Failure to learn from past sees Borders nurse struck off again
A nurse found to have mistreated patients and wrongly administered drugs has been struck off the medical register again.
It’s the second time Matthew McCardle, of Galashiels, has been banned from practising at the Borders General Hospital in Melrose.
In 2009, he was stuck off for similar offences, but he returned to the wards in 2015, taking up a staff nurse’s post within the medical assessment unit at the hospital in March 2016.
However, at a Nursing and Midwifery Council hearing last week, he was struck off again.
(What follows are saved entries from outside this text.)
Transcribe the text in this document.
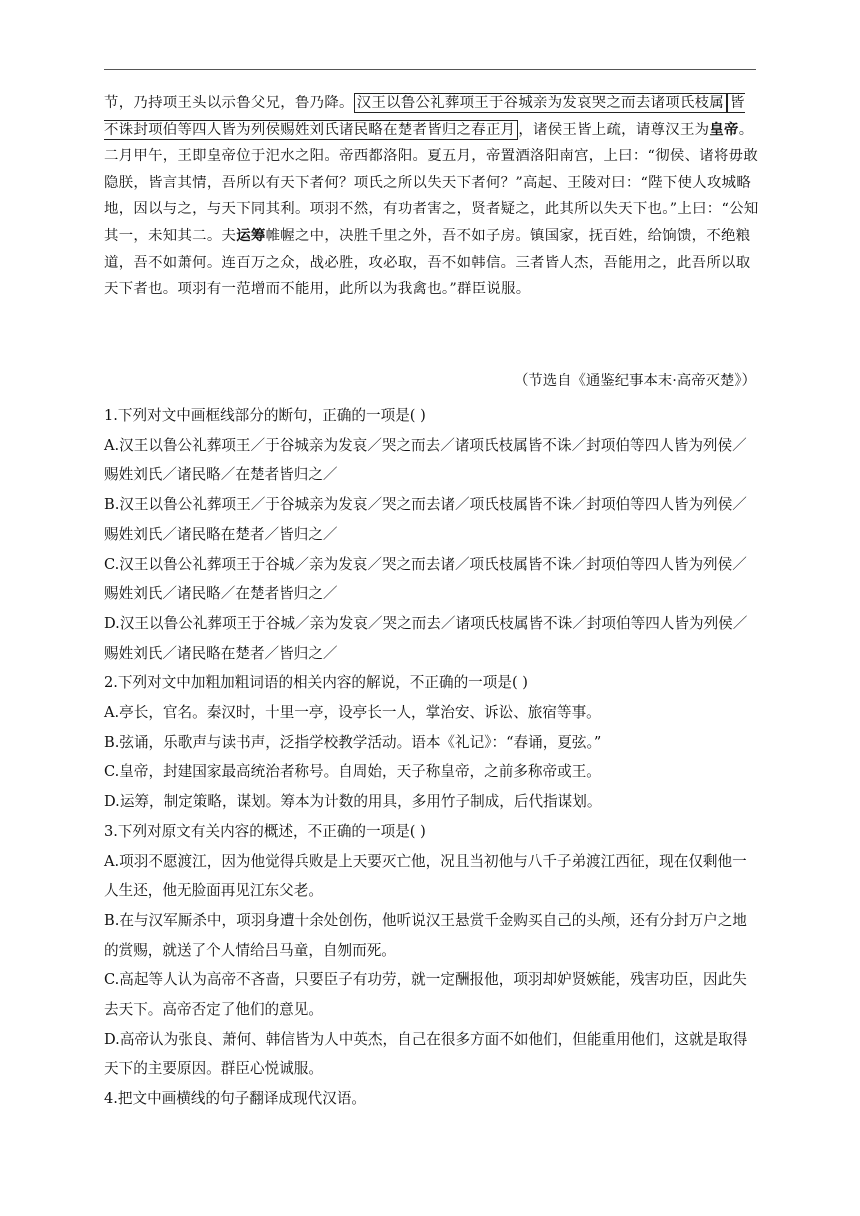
节，乃持项王头以示鲁父兄，鲁乃降。 汉王以鲁公礼葬项王于谷城亲为发哀哭之而去诸项氏枝属 皆不诛封项伯等四人皆为列侯赐姓刘氏诸民略在楚者皆归之春正月 ，诸侯王皆上疏，请尊汉王为皇帝。二月甲午，王即皇帝位于汜水之阳。帝西都洛阳。夏五月，帝置酒洛阳南宫，上曰：“彻侯、诸将毋敢隐朕，皆言其情，吾所以有天下者何？项氏之所以失天下者何？”高起、王陵对曰：“陛下使人攻城略地，因以与之，与天下同其利。项羽不然，有功者害之，贤者疑之，此其所以失天下也。”上曰：“公知其一，未知其二。夫运筹帷幄之中，决胜千里之外，吾不如子房。镇国家，抚百姓，给饷馈，不绝粮道，吾不如萧何。连百万之众，战必胜，攻必取，吾不如韩信。三者皆人杰，吾能用之，此吾所以取天下者也。项羽有一范增而不能用，此所以为我禽也。”群臣说服。

（节选自《通鉴纪事本末·高帝灭楚》）

1.下列对文中画框线部分的断句，正确的一项是( )

A.汉王以鲁公礼葬项王／于谷城亲为发哀／哭之而去／诸项氏枝属皆不诛／封项伯等四人皆为列侯／赐姓刘氏／诸民略／在楚者皆归之／

B.汉王以鲁公礼葬项王／于谷城亲为发哀／哭之而去诸／项氏枝属皆不诛／封项伯等四人皆为列侯／赐姓刘氏／诸民略在楚者／皆归之／

C.汉王以鲁公礼葬项王于谷城／亲为发哀／哭之而去诸／项氏枝属皆不诛／封项伯等四人皆为列侯／赐姓刘氏／诸民略／在楚者皆归之／

D.汉王以鲁公礼葬项王于谷城／亲为发哀／哭之而去／诸项氏枝属皆不诛／封项伯等四人皆为列侯／赐姓刘氏／诸民略在楚者／皆归之／

2.下列对文中加粗加粗词语的相关内容的解说，不正确的一项是( )

A.亭长，官名。秦汉时，十里一亭，设亭长一人，掌治安、诉讼、旅宿等事。

B.弦诵，乐歌声与读书声，泛指学校教学活动。语本《礼记》：“春诵，夏弦。”

C.皇帝，封建国家最高统治者称号。自周始，天子称皇帝，之前多称帝或王。

D.运筹，制定策略，谋划。筹本为计数的用具，多用竹子制成，后代指谋划。

3.下列对原文有关内容的概述，不正确的一项是( )

A.项羽不愿渡江，因为他觉得兵败是上天要灭亡他，况且当初他与八千子弟渡江西征，现在仅剩他一人生还，他无脸面再见江东父老。

B.在与汉军厮杀中，项羽身遭十余处创伤，他听说汉王悬赏千金购买自己的头颅，还有分封万户之地的赏赐，就送了个人情给吕马童，自刎而死。

C.高起等人认为高帝不吝啬，只要臣子有功劳，就一定酬报他，项羽却妒贤嫉能，残害功臣，因此失去天下。高帝否定了他们的意见。

D.高帝认为张良、萧何、韩信皆为人中英杰，自己在很多方面不如他们，但能重用他们，这就是取得天下的主要原因。群臣心悦诚服。

4.把文中画横线的句子翻译成现代汉语。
Allegations that between June and October 2017, Mr McCardle wrongly administering drugs, was rude to the wife of a dying patient and was confrontational toward a colleague were referred to the council in January 2018.
And last week, its fitness to practise committee found him guilty of 13 of 19 charges relating to his conduct and nursing practice.
It found that during October 2017 he was involved in three incidents involving the administering of medication to patients.
They included not checking the correct prescription of a blood-pressure drug being administered, wrongly diluting an antibiotic drug and failing to change a leaking bag of anti-overdose treatment about to be given to another patient.
The panel said: “These errors related to fundamental clinical nursing skills in respect of which Mr McCardle had completed training.
“Due to the repetitive nature of the errors within a short period of time, there was a significant potential for serious harm.
“There was nothing to indicate Mr McCardle had learnt from previous incidents.”
At the same time, Mr McCardle also displayed unacceptable behaviour towards staff, patients and visitors.
One colleague told the hearing in Edinburgh that she had been left frightened by his aggressive behaviour, and a further complaint told of how he had been unprofessional and abrupt with the wife of a dying patient.
The council’s case presenter, Charles Drinnan, said: “Mr McCardle’s behaviour towards a patient’s relative and to a colleague in terms of his lack of empathy and aggressive and intimidating behaviour had brought the profession into disrepute.”
The council hearing further criticised an apparent failure to learn from mistakes, with Mr Drinnan adding: “The reflective piece provided for this hearing and the reflective piece provided for Mr McCardle’s restoration hearing in 2015 are similar in nature.
“He has expressed some regret about what has happened and has admitted some of his errors, but the panel considered he has also made excuses and attempted to justify his actions rather than take ownership of his mistakes.”
He suggested that Mr McCardle should have demonstrated an “extra layer of care” given his previous striking-off order.
Mr McCardle did not attend the hearing, at which eight witnesses gave evidence, and he has 28 days to appeal against its decision.
An NHS Borders spokeswoman said: “We take the safety of both our staff and patients very seriously, and any cases of misconduct are dealt with appropriately in line with policies.
“NHS Borders referred Mr McCardle to the Nursing and Midwifery Council and is satisfied with the outcome.
“Mr McCardle is no longer an employee of the board.”